Languages exist, and are designed, for many different reasons and purposes. Some have a clear, practical goal. Others are experiments, agglomerations of ideas from other languages, put together in a new way. Sometimes new ideas are mixed in. Still more are research projects; the very science of computer science, and will bear fruit in the genetics they pass on to real world implementations of their ideas that escape the lab. There are those born of corporate mandate, funded, designed by committee or, perhaps, a vetted visionary or respected greybeard. Many are beloved pets and lifetime hobbies.
Occasionally, a fresh perspective sparks something very different in a designers mind. Not just an attempt to forgo text as the main expression of intent, but sometimes just one element, or a few, central to the core vision for the language. Something without which the language ceases to be what it is, and becomes something else. Lisp has lists. C has pointers. Perl has regular expressions. APL has arrays and special characters. Smalltalk has messages, objects, and the image. Erlang has processes, messages, and pattern matching. Python has indentation, Ruby is meant to be fun.

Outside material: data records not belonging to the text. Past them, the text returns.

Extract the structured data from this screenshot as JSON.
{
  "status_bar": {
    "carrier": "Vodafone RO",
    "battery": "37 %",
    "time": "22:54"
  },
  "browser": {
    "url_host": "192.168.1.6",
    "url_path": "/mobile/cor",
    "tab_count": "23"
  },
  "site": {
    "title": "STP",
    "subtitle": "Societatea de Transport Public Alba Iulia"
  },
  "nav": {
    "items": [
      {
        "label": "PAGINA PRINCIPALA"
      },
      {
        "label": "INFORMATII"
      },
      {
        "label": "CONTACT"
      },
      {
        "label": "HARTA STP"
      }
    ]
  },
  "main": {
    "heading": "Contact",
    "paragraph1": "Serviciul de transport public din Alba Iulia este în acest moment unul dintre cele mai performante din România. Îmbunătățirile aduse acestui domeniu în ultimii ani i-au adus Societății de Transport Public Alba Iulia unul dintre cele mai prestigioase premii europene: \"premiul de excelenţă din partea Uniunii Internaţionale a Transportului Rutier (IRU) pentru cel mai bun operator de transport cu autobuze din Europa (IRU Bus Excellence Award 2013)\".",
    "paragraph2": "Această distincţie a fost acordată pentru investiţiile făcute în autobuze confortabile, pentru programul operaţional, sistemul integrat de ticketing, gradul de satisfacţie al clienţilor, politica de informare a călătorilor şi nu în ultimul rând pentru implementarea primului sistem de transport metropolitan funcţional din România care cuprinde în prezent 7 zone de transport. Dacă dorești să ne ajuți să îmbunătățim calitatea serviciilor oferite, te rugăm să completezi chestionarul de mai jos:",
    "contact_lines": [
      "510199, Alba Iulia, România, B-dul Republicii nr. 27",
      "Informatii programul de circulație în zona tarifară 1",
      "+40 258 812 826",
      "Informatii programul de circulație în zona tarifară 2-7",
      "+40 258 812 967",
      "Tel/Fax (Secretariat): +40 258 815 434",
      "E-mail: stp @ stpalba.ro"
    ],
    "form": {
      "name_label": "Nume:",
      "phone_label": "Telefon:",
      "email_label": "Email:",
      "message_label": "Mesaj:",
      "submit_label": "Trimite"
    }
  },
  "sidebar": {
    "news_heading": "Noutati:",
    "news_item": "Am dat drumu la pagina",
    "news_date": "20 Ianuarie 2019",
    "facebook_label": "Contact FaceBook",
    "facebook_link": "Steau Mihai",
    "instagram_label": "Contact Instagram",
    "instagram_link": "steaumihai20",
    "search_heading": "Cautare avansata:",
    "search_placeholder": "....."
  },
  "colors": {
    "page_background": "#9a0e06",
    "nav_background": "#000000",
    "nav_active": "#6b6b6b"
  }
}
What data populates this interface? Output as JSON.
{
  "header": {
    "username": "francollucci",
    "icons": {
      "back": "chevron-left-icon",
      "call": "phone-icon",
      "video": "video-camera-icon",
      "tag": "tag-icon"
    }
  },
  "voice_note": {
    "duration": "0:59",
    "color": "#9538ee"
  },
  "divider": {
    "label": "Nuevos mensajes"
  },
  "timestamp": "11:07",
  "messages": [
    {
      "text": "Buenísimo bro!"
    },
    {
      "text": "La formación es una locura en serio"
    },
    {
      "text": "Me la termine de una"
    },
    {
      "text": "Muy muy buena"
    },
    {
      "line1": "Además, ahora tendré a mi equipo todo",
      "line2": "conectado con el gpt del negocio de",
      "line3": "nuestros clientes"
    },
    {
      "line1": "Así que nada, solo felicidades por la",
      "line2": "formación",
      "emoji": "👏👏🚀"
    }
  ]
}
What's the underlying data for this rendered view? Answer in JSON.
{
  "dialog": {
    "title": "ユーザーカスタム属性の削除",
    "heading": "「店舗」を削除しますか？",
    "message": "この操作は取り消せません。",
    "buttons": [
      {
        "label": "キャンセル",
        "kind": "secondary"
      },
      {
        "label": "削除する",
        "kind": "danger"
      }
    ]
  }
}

Red's design comes largely from Rebol. We sometimes use the term Redbol to refer to all Rebol-like languages, which is a fun homophone of Red Bull (a popular energy drink, for future archaeologists). Red's designer, Nenad Rakocevic, gives full credit to Carl Sassenrath for his pioneering work. You, dear reader, must remember to give them both credit, as we see more branches in the programming languages family tree incorporate their ideas.